Per il contributo ai pendolari erano stati previsti nel bilancio circa 3 milioni di euro. Ma sempre più persone presentano domanda e ne hanno effettivamente diritto e malgrado questo non sono stati adeguati i fondi disponibili. Anzi, i contributi per tutte e quattro le fasce sono stati invece ridotti, passando da 900 a 650 euro, da 800 a 550 euro, da 700 a 450 euro e da 600 a 350 euro.

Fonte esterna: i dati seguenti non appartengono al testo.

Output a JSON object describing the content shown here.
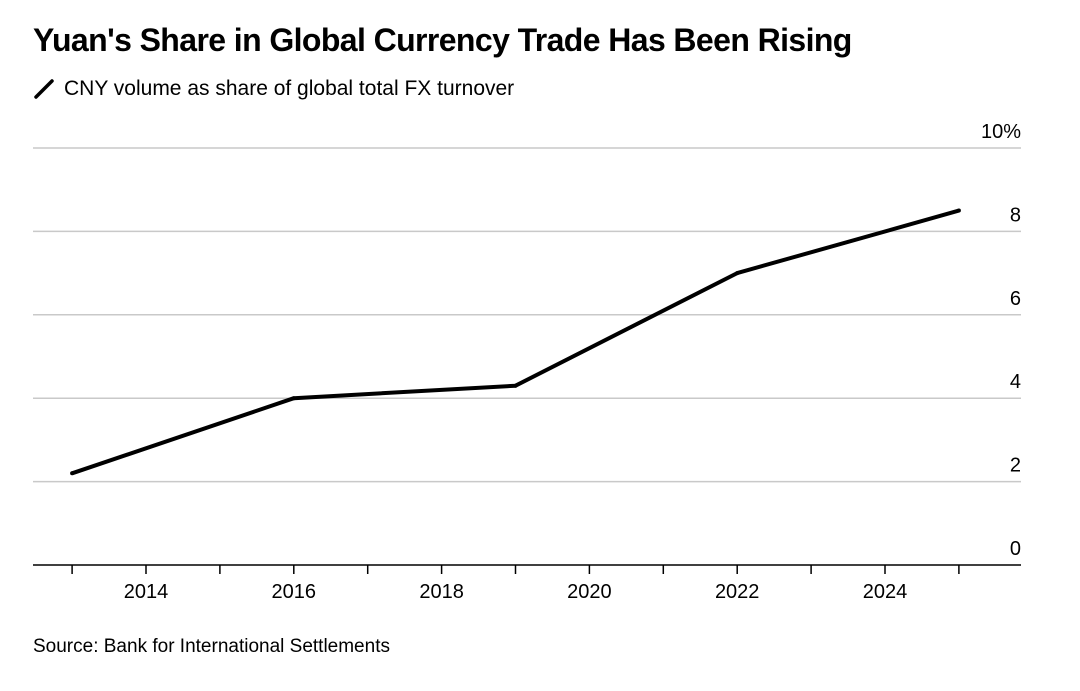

Particolarmente critica è, secondo Maria Elisabeth Rieder, la scelta delle priorità da parte della Giunta provinciale: «Si ha l’impressione che per le grandi spese si trovino rapidamente delle soluzioni, ma quando si tratta dei problemi quotidiani di lavoratrici e lavoratori, improvvisamente si risparmia e ogni euro viene soppesato cento volte. I tagli colpiscono soprattutto coloro che sono già strutturalmente svantaggiati: persone che vivono in zone periferiche, lavoratori a turni e lavoratrici e lavoratori privi di un adeguato collegamento con i mezzi pubblici. Chi deve percorrere lunghi tragitti e dipende dall’auto percepisce immediatamente ogni aumento di prezzo. Gravare ulteriormente queste persone è, a mio avviso, la strada sbagliata».
Già a marzo Maria Elisabeth Rieder aveva rivolto alcune domande all’assessore Alfreider riguardo al taglio del contributo pendolari. Tuttavia, diversi punti erano rimasti senza risposta e per questo motivo ora ha presentato un’interrogazione dettagliata, per fare chiarezza. Al centro ci sono in particolare la distribuzione territoriale dei beneficiari e la domanda sul perché l’aumento del fabbisogno non porti a un adeguamento dei fondi.
La consigliera del Team K esprime la sua critica in modo ancora più esplicito: «Si risparmia sulle lavoratrici e sui lavoratori, secondo un semplice schema: i fondi restano invariati, il numero degli aventi diritto aumenta e la “soluzione” è ridurre i contributi. Questa non è una politica sociale responsabile. Ci sono tanti esempi di denaro pubblico speso generosamente. Ma quando si tratta di alleggerire concretamente chi lavora, si risparmia. Il bilancio provinciale 2026 viene presentato con lo slogan della giustizia sociale, ma proprio decisioni come questa mostrano, ancora una volta, che nella pratica di questa giustizia resta ben poco».